Il s'interrompit au milieu de sa phrase, abasourdi. Alors c'était cette donneuse de leçon ! Un petit rire moqueur brûla ses lèvres tandis qu'il fixait toujours l'inscription sur le côté de l'objectif, qu'il venait à peine de remarquer. Echo Monta. La jeune femme qui le fusillait du regard comme s'il venait de tordre le cou à ces animaux aux yeux morts devant elle, était le mystérieux Echo, féru de vert, et d'arbres qui collectionnait un grand nombre d'abonnés, presque plus important que le sien.
"Je comprends... Je ne me souvenais pas de toi mais par contre, hier j'ai reçu une demande en ami d'une certaine Echo. Es-tu à ce point désespérée d'attirer l'attention sur toi que tu me supplies de t'ajouter ?
-A ce propos...j'ai fait une fausse manipulation, j'étais énervée contre mon téléphone et à force d'appuyer sur l'écran, je t'ai envoyé une demande que je n'aurais jamais eu l'envie de formuler. Quand je t'ai aperçu, je me suis dit que je pourrais clarifier la situation pour que tu ne t'imagines pas que je souhaite suivre ta vie de destructeur de la planète."
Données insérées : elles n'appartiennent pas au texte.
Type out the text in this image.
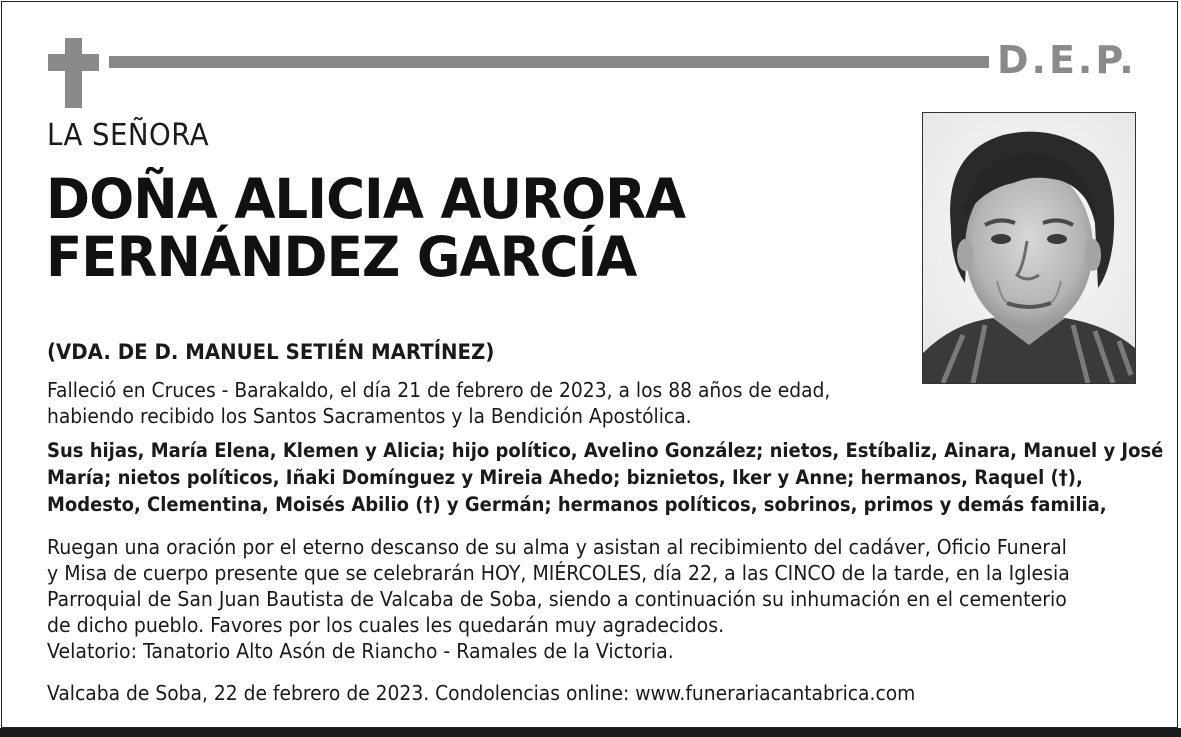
D.E.P.
LA SEÑORA
DOÑA ALICIA AURORA
FERNÁNDEZ GARCÍA
(VDA. DE D. MANUEL SETIÉN MARTÍNEZ)
Falleció en Cruces - Barakaldo, el día 21 de febrero de 2023, a los 88 años de edad,
habiendo recibido los Santos Sacramentos y la Bendición Apostólica.
Sus hijas, María Elena, Klemen y Alicia; hijo político, Avelino González; nietos, Estíbaliz, Ainara, Manuel y José
María; nietos políticos, Iñaki Domínguez y Mireia Ahedo; biznietos, Iker y Anne; hermanos, Raquel (†),
Modesto, Clementina, Moisés Abilio (†) y Germán; hermanos políticos, sobrinos, primos y demás familia,
Ruegan una oración por el eterno descanso de su alma y asistan al recibimiento del cadáver, Oficio Funeral
y Misa de cuerpo presente que se celebrarán HOY, MIÉRCOLES, día 22, a las CINCO de la tarde, en la Iglesia
Parroquial de San Juan Bautista de Valcaba de Soba, siendo a continuación su inhumación en el cementerio
de dicho pueblo. Favores por los cuales les quedarán muy agradecidos.
Velatorio: Tanatorio Alto Asón de Riancho - Ramales de la Victoria.
Valcaba de Soba, 22 de febrero de 2023. Condolencias online: www.funerariacantabrica.com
Malgré lui, le jeune homme se sentit vexé, les mots sortaient trop fluidement de cette bouche nacrée pour que ce soit une excuse derrière laquelle dissimuler sa honte, Echo n'avait aucune admiration pour lui et n'aurait jamais envisagé d'être son amie. Non que lui tienne à la compter dans ses abonnés, il en avait suffisamment pour se passer d'une fanatique verte.
"Es-tu informée que l'utilisation des réseaux sociaux via un téléphone est polluant aussi ?
-Pour quelqu'un qui n'en a que faire de la nature tu sembles calé sur le sujet.
-C'est parfois utile de poster un commentaire respectueux de l'environnement et ça peut être un bon moyen de retenir l'attention des gens. Tu n'as pas répondu.
-Tu es ...cynique. Et pour ta gouverne, je le sais, mais il faut bien communiquer et, si tu ne polluais pas tant, que ce soit par ton comportement ou par tes contenus absolument nocifs pour la santé mentale de tous, cela pourrait permettre de limiter d'autres formes de pollution.
-Limiter. Pourquoi gâcher sa vie à essayer de minimiser des résultantes qui seront quand même désastreuses ? Enfin, je t'avoue que c'est ta vie, dépense le temps qu'il te reste comme tu l'entends.
-Trop aimable, mais je me serais passée de ta permission.
-Pour quelqu'un qui ne souhaite pas suivre ma vie de...qu'as-tu dit déjà ? Ah oui, destructeur de la planète, tu parais bien informée sur mon sujet alors que je ne me souvenais même pas avoir déjà croisé ton chemin."
Il ricana en l'observant tourner les talons, sa chevelure de feu et sa fierté blessée se balançant misérablement. Durant l'échange, il n'avait pas pu s'empêcher de s'admirer du coin de l’œil, contemplant ses lèvres charnues former des phrases dans un mouvement mesuré et hypnotique. Et, bien qu'il ne soit pas très observateur, il avait remarqué que les yeux incandescents d'Echo avaient eux aussi profité du spectacle.